I was ready to teach math to bunch of little kids, but it took a few years for me to stop being scared of math in my own life. Even after graduating from college, I acted as if I were incapable of balancing a checkbook and just hoped the numbers would somehow work themselves out every month. I insisted on using a calculator to solve even the simplest problem. I flipped through my mortgage papers blankly, assuming I wouldn’t be able to understand the math and not really bothering to try.
But the longer I was a teacher, the more I realized that I didn’t hate math. I wasn’t bad at it. And figuring out math problems wasn’t some secret than only other people could understand. In fact, words and math? They can actually go together. There IS more than one right answer in math, or at least, more than one way to arrive at an answer. Math could be fun. It could be creative. It could make sense. It could have meaning.
By my sixth year of teaching, I made it my personal mission to retrain every child in my class who hated math. “By the end of the school year, you will LOVE math. I guarantee it,” I’d proclaim boldly the first week of school. And my students did love math, for the most part. They might have hated the worksheets and the test prep crap I was required to give them, but they didn’t hate math. And equally importantly–they understood it and felt capable of mastering it.
I became a math coach after eleven years of teaching. It was in many ways a dream come true. The younger teachers I’ve worked with have (mostly) had experience with manipulatives in school or at least in college–they’re wonderful. But I really love working with older teachers who were trained to use paper and pencil activities like I used when I was little. Watching these veteran teachers have the same “aha” moment I had the first time I was taught to use manipulatives? Amazing. And seeing that “aha” moment transform the way they teach math to their students? Priceless.

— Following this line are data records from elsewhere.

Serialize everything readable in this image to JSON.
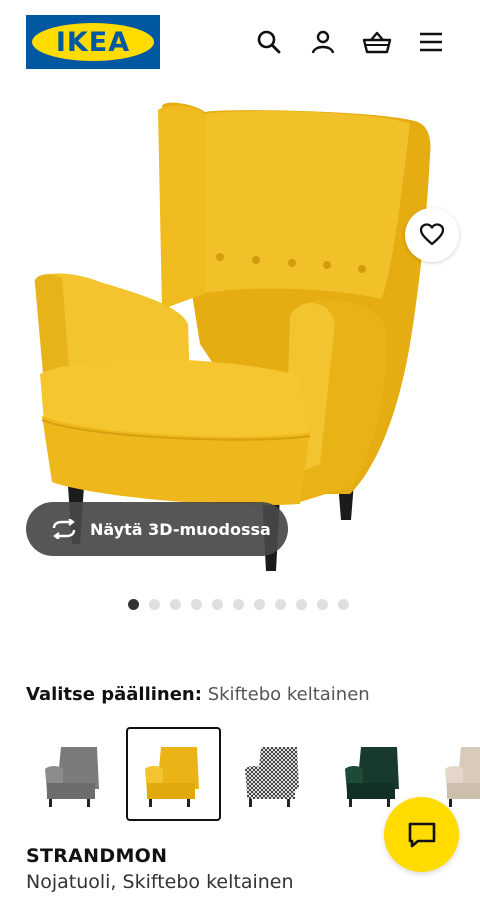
{
  "header": {
    "logo_text": "IKEA",
    "icons": [
      "search-icon",
      "account-icon",
      "basket-icon",
      "menu-icon"
    ]
  },
  "hero": {
    "favourite_icon": "heart-icon",
    "view_3d_label": "Näytä 3D-muodossa",
    "view_3d_icon": "rotate-icon"
  },
  "carousel": {
    "total": 11,
    "active_index": 0
  },
  "cover": {
    "label": "Valitse päällinen:",
    "value": "Skiftebo keltainen",
    "swatches": [
      {
        "name": "grey",
        "color": "#7a7b7d",
        "selected": false
      },
      {
        "name": "yellow",
        "color": "#f0bb1b",
        "selected": true
      },
      {
        "name": "check",
        "color": "#9a9a9a",
        "selected": false
      },
      {
        "name": "green",
        "color": "#173a2c",
        "selected": false
      },
      {
        "name": "beige",
        "color": "#d8cbbb",
        "selected": false
      }
    ]
  },
  "product": {
    "name": "STRANDMON",
    "description": "Nojatuoli, Skiftebo keltainen"
  },
  "colors": {
    "brand_blue": "#0058a3",
    "brand_yellow": "#ffdb00",
    "chair_yellow": "#f2bf1f"
  },
  "chat_icon": "chat-icon"
}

Please don’t take this story the wrong way: I don’t mean to trivialize learning disabilities or in any way insinuate that everyone with dyscalculia can be “cured” just by playing with manipulatives. Fear of math is a real thing. Overcoming it and re-learning fundamental math concepts took years. Complex math concepts are still not my forté. I just want to share my story to let those who hate math, don’t “get” math, or have learning disabilities in math know that they’re not the only ones, and they can still have successful, fulfilling careers. I also wanted to share this to encourage teachers and parents not to give up on math phobic kids–you never know when things will just click for a child, and all that hard work will pay off.
Math became one of my favorite subjects to teach, and I want to share things and create materials that make it easier for other teachers to enjoy it, too. I also want to make math less painful for kids. I don’t want any child to sit sobbing at the dining room table while struggling to memorize rote facts like I did. I want to spread the word: math is fun, math means something, and math is relevant to your life. I had no idea just how relevant it would one day become to mine.
What were your experiences with math when you were in school? How does that affect the way you feel about (and teach) math today?